There comes a time at the start of a new engagement when the data architect must acquaint himself with the system for the first time. When first learning about a new application, the relevant data, and its foundational concepts, many questions are reviewed. Some of the more familiar questions include the following: what is the intent of the application; What are the supported functions; who uses the application; what data points get retained; what progression of states for the objects is maintained by the system; and what events drive the application? Additionally, when investigating the replacement of an existing application, the questions focus on such areas as, what new features or functionality need to be added and what current functionality is never used? However, to truly start diving deep into one's investigation of an application and expose the raw core of truth, questions need to probe further into active usage of the system.
Data modelers must never forget that users are creative. And in being creative, users will find ways that any application can be expanded to serve additional needs. The investigator needs to uncover ways an application may be used that falls outside of documented or even initially intended functionality. Such issues may prove very hard to reveal. The assisting subject matter expert [SME] may not have complete familiarity with every usage variation of the full user community; or worse, some unintended uses may be so ingrained in the general protocol that these work-around functions appear "invisible" to an average user. Sometimes, the clue to such practices occurs in certain followed procedures that may seem out-of-place, arbitrary, or even irrational. Unintended usage of an application creates ambiguity about the application's scope, which will make it awkward to clearly define a "next generation" version. The ambiguity comes from a lack of explicit recognition over which functions really are supported. In a worst case scenario, these hidden uses can become the source of scope-creep as replacement applications are developed.
One approach to ferreting out unintended usage occurs through a procedural evaluation of the data structures. Such an evaluation would include stepping the SME through a table-by-table and column-by-column review, verifying the meaning of each element, perhaps supporting this process by reports that profile the distribution of values across each column. Inconsistencies found at this level often highlight those unintended features which show up as data values that are at odds with an attribute's meaning. If a column always conveys one set of values and is named as such, yet this same column occasionally contains a different set of values that mean something else entirely, one has likely found an "extended use" of an application. It is in such polymorphic uses of data items that a definition of a field can vary based on the content of a secondary field. The data modeler must keep in mind that any data items that require external data item values to drive the meaning of an element usually flag a data design weakness.
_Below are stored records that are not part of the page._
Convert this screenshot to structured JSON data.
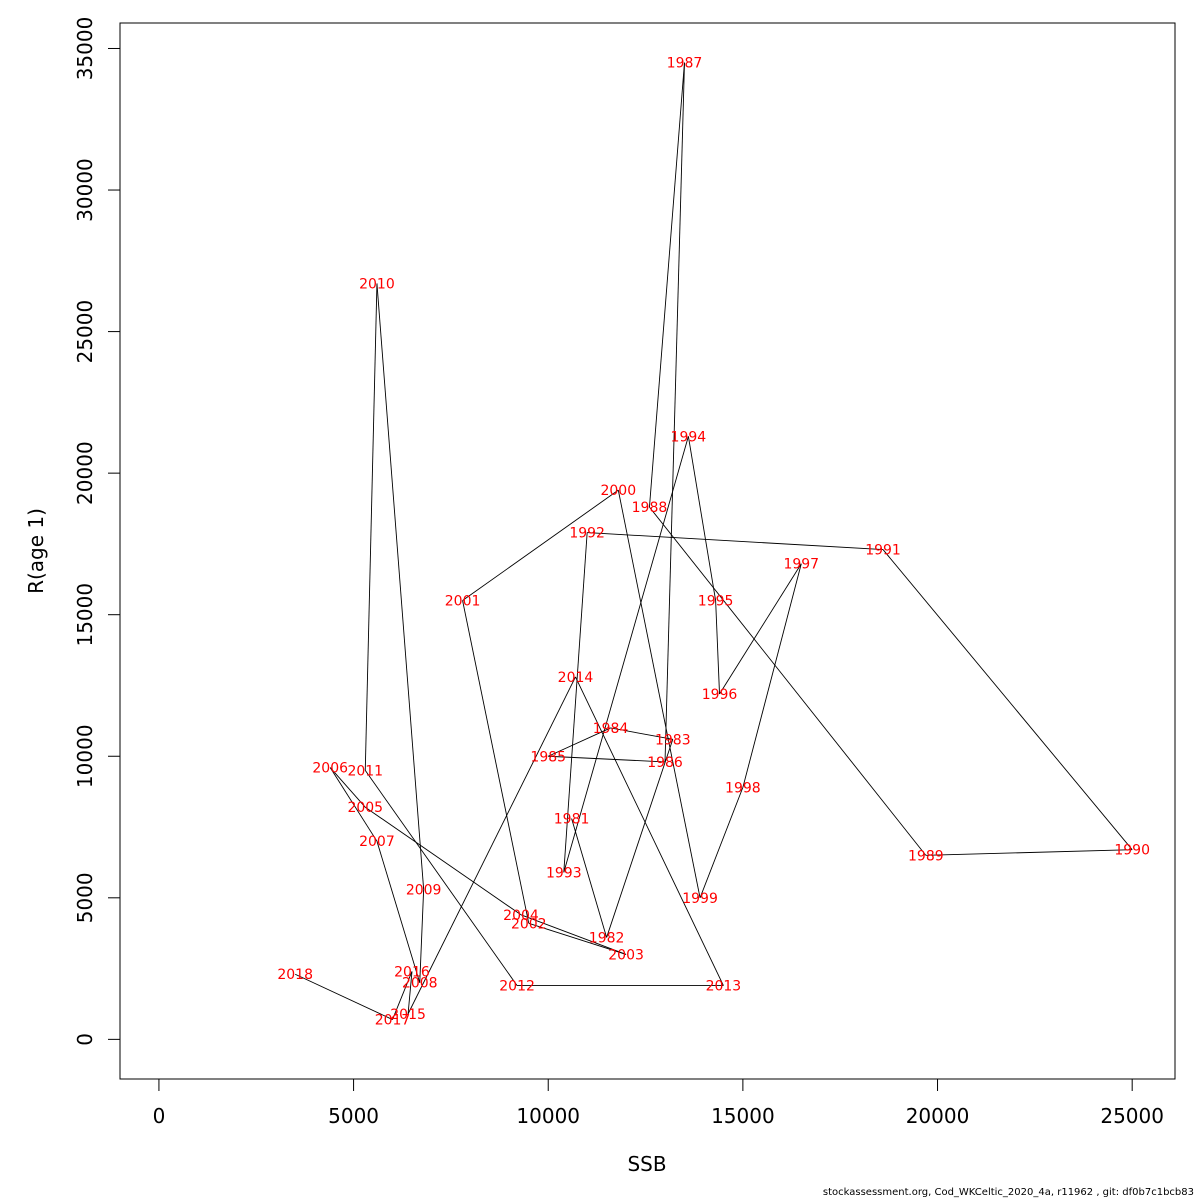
{
  "chart_data": {
    "type": "line",
    "title": "",
    "xlabel": "SSB",
    "ylabel": "R(age 1)",
    "xlim": [
      -1000,
      26100
    ],
    "ylim": [
      -1400,
      35900
    ],
    "x_ticks": [
      0,
      5000,
      10000,
      15000,
      20000,
      25000
    ],
    "y_ticks": [
      0,
      5000,
      10000,
      15000,
      20000,
      25000,
      30000,
      35000
    ],
    "grid": false,
    "line_color": "#000000",
    "label_color": "#ff0000",
    "points": [
      {
        "label": "1981",
        "x": 10600,
        "y": 7800
      },
      {
        "label": "1982",
        "x": 11500,
        "y": 3600
      },
      {
        "label": "1983",
        "x": 13200,
        "y": 10600
      },
      {
        "label": "1984",
        "x": 11600,
        "y": 11000
      },
      {
        "label": "1985",
        "x": 10000,
        "y": 10000
      },
      {
        "label": "1986",
        "x": 13000,
        "y": 9800
      },
      {
        "label": "1987",
        "x": 13500,
        "y": 34500
      },
      {
        "label": "1988",
        "x": 12600,
        "y": 18800
      },
      {
        "label": "1989",
        "x": 19700,
        "y": 6500
      },
      {
        "label": "1990",
        "x": 25000,
        "y": 6700
      },
      {
        "label": "1991",
        "x": 18600,
        "y": 17300
      },
      {
        "label": "1992",
        "x": 11000,
        "y": 17900
      },
      {
        "label": "1993",
        "x": 10400,
        "y": 5900
      },
      {
        "label": "1994",
        "x": 13600,
        "y": 21300
      },
      {
        "label": "1995",
        "x": 14300,
        "y": 15500
      },
      {
        "label": "1996",
        "x": 14400,
        "y": 12200
      },
      {
        "label": "1997",
        "x": 16500,
        "y": 16800
      },
      {
        "label": "1998",
        "x": 15000,
        "y": 8900
      },
      {
        "label": "1999",
        "x": 13900,
        "y": 5000
      },
      {
        "label": "2000",
        "x": 11800,
        "y": 19400
      },
      {
        "label": "2001",
        "x": 7800,
        "y": 15500
      },
      {
        "label": "2002",
        "x": 9500,
        "y": 4100
      },
      {
        "label": "2003",
        "x": 12000,
        "y": 3000
      },
      {
        "label": "2004",
        "x": 9300,
        "y": 4400
      },
      {
        "label": "2005",
        "x": 5300,
        "y": 8200
      },
      {
        "label": "2006",
        "x": 4400,
        "y": 9600
      },
      {
        "label": "2007",
        "x": 5600,
        "y": 7000
      },
      {
        "label": "2008",
        "x": 6700,
        "y": 2000
      },
      {
        "label": "2009",
        "x": 6800,
        "y": 5300
      },
      {
        "label": "2010",
        "x": 5600,
        "y": 26700
      },
      {
        "label": "2011",
        "x": 5300,
        "y": 9500
      },
      {
        "label": "2012",
        "x": 9200,
        "y": 1900
      },
      {
        "label": "2013",
        "x": 14500,
        "y": 1900
      },
      {
        "label": "2014",
        "x": 10700,
        "y": 12800
      },
      {
        "label": "2015",
        "x": 6400,
        "y": 900
      },
      {
        "label": "2016",
        "x": 6500,
        "y": 2400
      },
      {
        "label": "2017",
        "x": 6000,
        "y": 700
      },
      {
        "label": "2018",
        "x": 3500,
        "y": 2300
      }
    ]
  },
  "footer": "stockassessment.org, Cod_WKCeltic_2020_4a, r11962 , git: df0b7c1bcb83"
}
Truly learning an application means becoming familiar with both the good and the bad. This deep level of understanding a system's requirements is only reached when both the uses and abuses of the processes are known. Knowing and appreciating why abuses are made is not an acceptance of such misuses, but it signifies recognition of the actual needs of the user community. Data architects and designers that go the extra mile to examine this "underside" of applications' employment will find that they will develop a better working relationship with business. By exploring the users' extended needs, architects will find they can relate better.